On 9/12/2016 12:49 PM, Bjorn Andersson wrote:[..]
On Mon 12 Sep 11:13 PDT 2016, Jeffrey Hugo wrote:
On 9/12/2016 12:00 PM, Bjorn Andersson wrote:
Can you point me to the downstream code where this is implemented so I
can have a look? Do you expect to get the response on that request?
Have a look at -
smd_mask_receive_interrupt()
smd_is_pkt_avail()
In msm-3.18 these still seems to only come from either
msm_rpm_enter_sleep() and the rpm-clock driver, related to flushing
cached sleep state requests.
Every request to the RPM generates a response. The Linux RPM driver may
decide to let the response sit in the fifo, or it may need to read and
process it.
Right, I presume we save some time by not waiting for these responses as
we want to reach sleep as soon as possible. The answer I got last time
this was discussed was that it was an optimization, not a functional
requirement.
Two optimizations in play here.
First, disabling interrupts prevents an immediate wakeup. When the system
is entering sleep, IRQs are disabled. The sleep request to RPM will trigger
a response, and the IRQ for that response will be queued. Once the sleep
processing is done, IRQs get enabled, so the pending IRQ from RPM will cause
an immediate wakeup. The system will process the wakeup, and then go back
to sleep (sans request because nothing has changed). This down-up-down
processing burns a lot of power.
But which "sleep request" is this? The only one I can find is the
flushing of sleep state values from the rpm resource tables.
Second is not waiting for the response. Linux doesn't really do anything
with the sleep request response, so we can enter sleep faster by not waiting
for the response and processing (discarding) it when the system wakes up as
scheduled.
Right, as long as the RPM code doesn't consider it a timeout don't have
a problem if those ack's are handled after the resume.
However, Linux needs to ensure there is enough fifo space to
hold that response while asleep, otherwise the RPM will panic and crash the
system. Therefore, if there are a number of outstanding requests that would
fill the fifo, then the RPM driver on Linux needs to spin and drain requests
from the fifo until a minimum free space buffer to hold additional expected
pending responses is established. This has to occur with IRQs disabled.
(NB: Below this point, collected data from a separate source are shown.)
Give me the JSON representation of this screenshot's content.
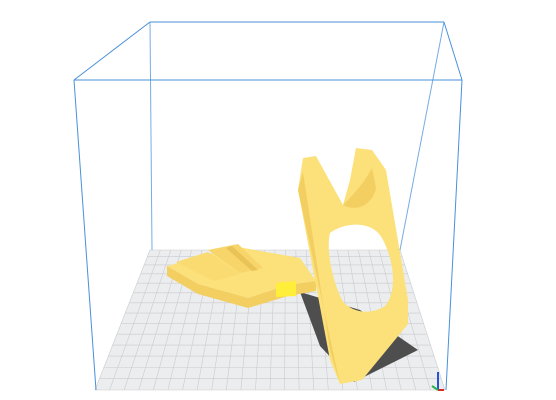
{
  "viewport": {
    "background": "#ffffff",
    "build_volume_color": "#4a90d9",
    "plate_color": "#ecedee",
    "grid_color": "#c9ccd0",
    "model_color": "#fce07a",
    "model_shade": "#f3cf62",
    "model_highlight": "#ffef9a",
    "shadow_color": "#4e4e4e",
    "axes": {
      "x_color": "#e0261b",
      "y_color": "#2bb24c",
      "z_color": "#2a52d8"
    }
  },
  "model": {
    "name": "",
    "type": "headphone stand"
  }
}
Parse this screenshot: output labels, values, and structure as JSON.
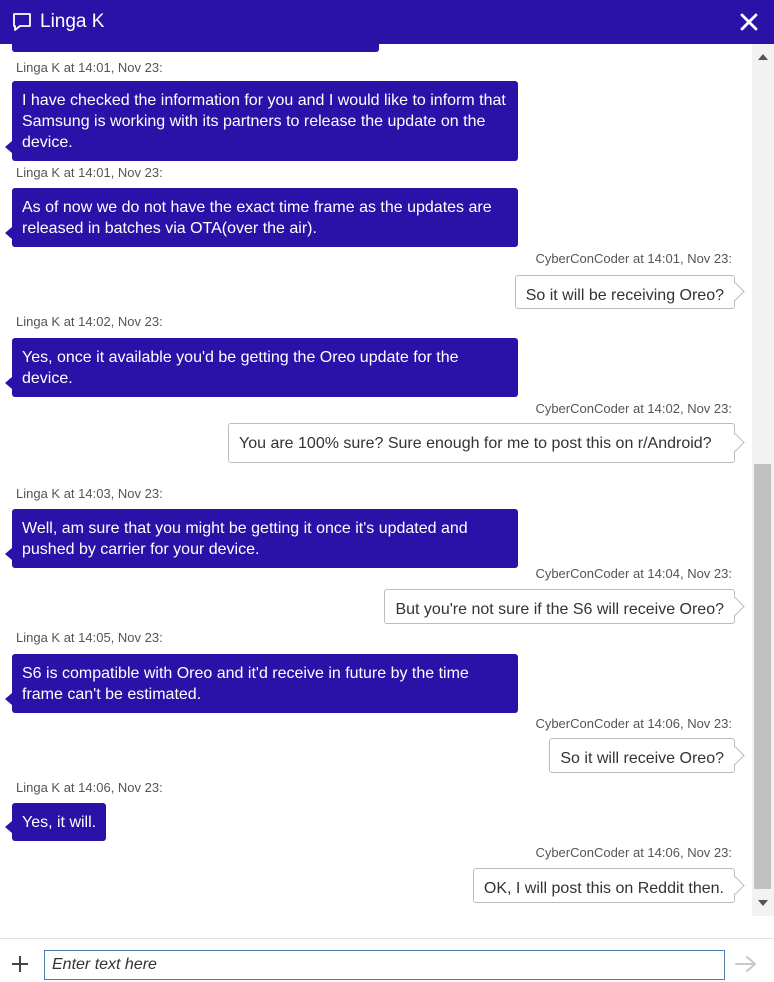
{
  "header": {
    "title": "Linga K",
    "accent_color": "#2a12a8",
    "chat_icon": "chat-bubble-icon",
    "close_icon": "close-icon"
  },
  "messages": [
    {
      "sender": "agent",
      "meta": "Linga K at 14:01, Nov 23:",
      "text": "I have checked the information for you and I would like to inform that Samsung is working with its partners to release the update on the device."
    },
    {
      "sender": "agent",
      "meta": "Linga K at 14:01, Nov 23:",
      "text": "As of now we do not have the exact time frame as the updates are released in batches via OTA(over the air)."
    },
    {
      "sender": "user",
      "meta": "CyberConCoder at 14:01, Nov 23:",
      "text": "So it will be receiving Oreo?"
    },
    {
      "sender": "agent",
      "meta": "Linga K at 14:02, Nov 23:",
      "text": "Yes, once it available you'd be getting the Oreo update for the device."
    },
    {
      "sender": "user",
      "meta": "CyberConCoder at 14:02, Nov 23:",
      "text": "You are 100% sure? Sure enough for me to post this on r/Android?"
    },
    {
      "sender": "agent",
      "meta": "Linga K at 14:03, Nov 23:",
      "text": "Well, am sure that you might be getting it once it's updated and pushed by carrier for your device."
    },
    {
      "sender": "user",
      "meta": "CyberConCoder at 14:04, Nov 23:",
      "text": "But you're not sure if the S6 will receive Oreo?"
    },
    {
      "sender": "agent",
      "meta": "Linga K at 14:05, Nov 23:",
      "text": "S6 is compatible with Oreo and it'd receive in future by the time frame can't be estimated."
    },
    {
      "sender": "user",
      "meta": "CyberConCoder at 14:06, Nov 23:",
      "text": "So it will receive Oreo?"
    },
    {
      "sender": "agent",
      "meta": "Linga K at 14:06, Nov 23:",
      "text": "Yes, it will."
    },
    {
      "sender": "user",
      "meta": "CyberConCoder at 14:06, Nov 23:",
      "text": "OK, I will post this on Reddit then."
    }
  ],
  "composer": {
    "placeholder": "Enter text here",
    "value": "",
    "add_icon": "plus-icon",
    "send_icon": "send-arrow-icon"
  }
}
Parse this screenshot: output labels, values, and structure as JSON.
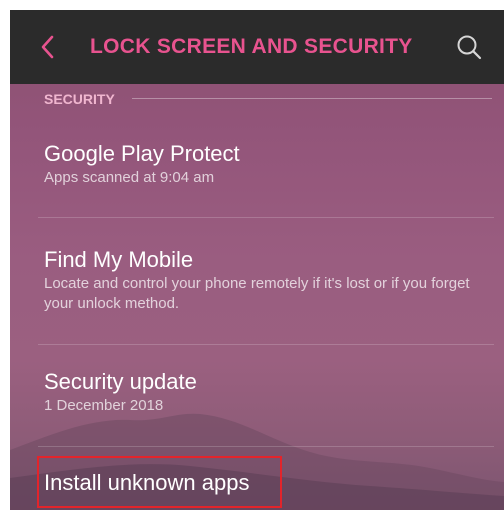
{
  "header": {
    "back_label": "<",
    "title": "LOCK SCREEN AND SECURITY"
  },
  "section": {
    "label": "SECURITY"
  },
  "items": [
    {
      "title": "Google Play Protect",
      "subtitle": "Apps scanned at 9:04 am"
    },
    {
      "title": "Find My Mobile",
      "subtitle": "Locate and control your phone remotely if it's lost or if you forget your unlock method."
    },
    {
      "title": "Security update",
      "subtitle": "1 December 2018"
    },
    {
      "title": "Install unknown apps"
    }
  ],
  "colors": {
    "accent": "#e8538f",
    "topbar": "#2b2b2b",
    "highlight_border": "#e3242b"
  },
  "icons": {
    "back": "chevron-left-icon",
    "search": "search-icon"
  }
}
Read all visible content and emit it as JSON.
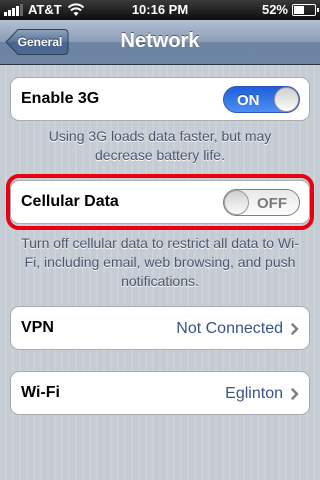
{
  "status_bar": {
    "carrier": "AT&T",
    "time": "10:16 PM",
    "battery": "52%",
    "battery_level": 0.52,
    "signal_bars": 4,
    "icons": [
      "signal-icon",
      "wifi-icon",
      "battery-icon"
    ]
  },
  "nav": {
    "back_label": "General",
    "title": "Network"
  },
  "enable_3g": {
    "label": "Enable 3G",
    "state": "ON",
    "on": true,
    "footnote": "Using 3G loads data faster, but may decrease battery life."
  },
  "cellular_data": {
    "label": "Cellular Data",
    "state": "OFF",
    "on": false,
    "footnote": "Turn off cellular data to restrict all data to Wi-Fi, including email, web browsing, and push notifications.",
    "highlight_color": "#e60012"
  },
  "vpn": {
    "label": "VPN",
    "value": "Not Connected"
  },
  "wifi": {
    "label": "Wi-Fi",
    "value": "Eglinton"
  },
  "colors": {
    "nav_bar": "#6d84a2",
    "switch_on": "#2a6be4",
    "value_text": "#385487",
    "background": "#c5ccd4"
  }
}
Right. Which means that the RPM driver needs to know how large the rx
fifo is, what overhead the underlaying transport mechanism has and then
calculate how many responses it should leave room for.
[..]
If I recall correctly, there was a parameter in the RPM driver
for the transmit function that indicated if the request was being made in
atomic context or not, which would change the behavior of how the transmit
was handled.
You're correct, the question is still which of these code paths are
actually needed and to motivate the endless maintenance of the extra
code.
If we are just talking about transmitting in atomic context (not necessarily
related to sleep), if I recall correctly, some bus requests are sent to RPM
in atomic context, some APR requests to the Audio DSP are done in atomic
context, and I think IPC Router uses atomic context in some cases. As a
generic framework that should support usecases to all processors/subsystems,
I don't think transmitting in atomic context is a special case for
RPM/sleep.
I have not looked through all of APR yet and don't know where msm_bus is
heading, but for IPC-router your correct that the downstream driver does
indeed require this; but that's a side effect of the downstream
ipcrouter implementation, not the problem itself.